In GrayScott_HWIVector we have wrapped all the SSE calls in a set of macros, to allow it to run on CPUs that don't support SSE, through emulation. We also wrap the threading, to allow it to be used on different platforms. Together these give great performance, 1.7x that of GrayScott_SSE_OpenMP on System 1.

Returning to OpenCL, the main advice for optimisation is to look at cache hits - how to ensure that the data you want is available in the fastest memory. Our GrayScott_OpenCL version uses NDRange local(8,8) which gives a big speed improvement over local(1,1), presumably because it then makes a local cache. We're still learning about these issues so all help is welcome! We tried manually caching data but this didn't help.

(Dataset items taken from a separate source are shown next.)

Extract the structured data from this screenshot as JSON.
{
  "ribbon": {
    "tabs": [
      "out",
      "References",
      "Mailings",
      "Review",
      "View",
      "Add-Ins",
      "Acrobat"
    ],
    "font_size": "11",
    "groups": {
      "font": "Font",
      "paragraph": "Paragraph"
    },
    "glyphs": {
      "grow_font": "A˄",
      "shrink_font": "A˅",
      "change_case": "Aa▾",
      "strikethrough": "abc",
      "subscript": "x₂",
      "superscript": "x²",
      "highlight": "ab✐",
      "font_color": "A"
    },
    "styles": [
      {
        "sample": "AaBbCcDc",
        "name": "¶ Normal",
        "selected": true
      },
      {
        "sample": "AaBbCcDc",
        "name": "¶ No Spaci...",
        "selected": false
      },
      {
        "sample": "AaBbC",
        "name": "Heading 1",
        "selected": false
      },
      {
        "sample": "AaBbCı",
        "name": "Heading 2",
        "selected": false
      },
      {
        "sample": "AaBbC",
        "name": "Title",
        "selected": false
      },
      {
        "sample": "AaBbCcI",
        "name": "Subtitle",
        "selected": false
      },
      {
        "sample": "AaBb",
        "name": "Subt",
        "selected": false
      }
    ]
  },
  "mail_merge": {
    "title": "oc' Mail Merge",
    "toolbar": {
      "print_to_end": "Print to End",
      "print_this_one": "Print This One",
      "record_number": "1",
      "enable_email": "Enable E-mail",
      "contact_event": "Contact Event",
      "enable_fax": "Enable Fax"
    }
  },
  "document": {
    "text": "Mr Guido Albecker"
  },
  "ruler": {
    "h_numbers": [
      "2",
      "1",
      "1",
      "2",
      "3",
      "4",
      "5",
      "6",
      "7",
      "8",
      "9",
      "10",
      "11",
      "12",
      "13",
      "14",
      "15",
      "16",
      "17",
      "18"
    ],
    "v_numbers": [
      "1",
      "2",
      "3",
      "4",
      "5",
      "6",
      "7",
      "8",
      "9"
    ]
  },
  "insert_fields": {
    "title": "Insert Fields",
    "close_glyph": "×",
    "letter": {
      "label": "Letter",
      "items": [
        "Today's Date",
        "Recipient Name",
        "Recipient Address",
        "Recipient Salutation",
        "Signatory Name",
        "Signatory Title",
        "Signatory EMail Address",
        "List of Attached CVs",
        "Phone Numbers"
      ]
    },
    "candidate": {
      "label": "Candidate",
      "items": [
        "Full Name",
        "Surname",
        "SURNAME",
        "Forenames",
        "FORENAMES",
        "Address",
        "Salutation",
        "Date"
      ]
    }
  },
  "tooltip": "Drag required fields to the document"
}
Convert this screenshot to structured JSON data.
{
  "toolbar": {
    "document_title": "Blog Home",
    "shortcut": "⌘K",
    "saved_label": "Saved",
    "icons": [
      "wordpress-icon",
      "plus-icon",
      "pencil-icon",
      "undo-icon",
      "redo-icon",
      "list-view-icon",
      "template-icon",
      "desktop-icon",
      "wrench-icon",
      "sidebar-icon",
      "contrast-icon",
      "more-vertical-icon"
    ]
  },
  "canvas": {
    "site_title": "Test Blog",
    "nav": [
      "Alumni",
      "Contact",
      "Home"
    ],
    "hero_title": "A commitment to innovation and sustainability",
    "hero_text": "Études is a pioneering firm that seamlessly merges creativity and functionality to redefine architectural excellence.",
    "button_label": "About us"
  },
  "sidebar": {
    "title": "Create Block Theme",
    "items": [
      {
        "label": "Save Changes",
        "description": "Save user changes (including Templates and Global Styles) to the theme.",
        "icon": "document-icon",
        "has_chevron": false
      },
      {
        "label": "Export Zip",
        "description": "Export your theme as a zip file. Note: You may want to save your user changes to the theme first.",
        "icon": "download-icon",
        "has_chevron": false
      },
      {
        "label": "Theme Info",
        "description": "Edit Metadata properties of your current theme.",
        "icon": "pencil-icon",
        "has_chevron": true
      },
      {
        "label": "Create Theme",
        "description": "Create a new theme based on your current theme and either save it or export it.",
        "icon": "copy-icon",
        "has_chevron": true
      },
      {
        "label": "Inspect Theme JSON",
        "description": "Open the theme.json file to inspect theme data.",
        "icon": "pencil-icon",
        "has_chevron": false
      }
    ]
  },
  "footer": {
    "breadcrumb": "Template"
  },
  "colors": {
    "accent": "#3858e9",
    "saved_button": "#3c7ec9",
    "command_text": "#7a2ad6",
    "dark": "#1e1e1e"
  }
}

There's an image2d_t structure in OpenCL that is already optimized for 2D caching. We found that GrayScott_OpenCL_Image was 3x faster than our float*-based GrayScott_OpenCL on System 1.

Our final optimization to date uses OpenCL's own version of SSE-like processing, using float4's to operate on 4 values at once, both for the maths and the reading and writing. GrayScott_OpenCL_Image_2x2 gave another 2x speedup on top of the image version.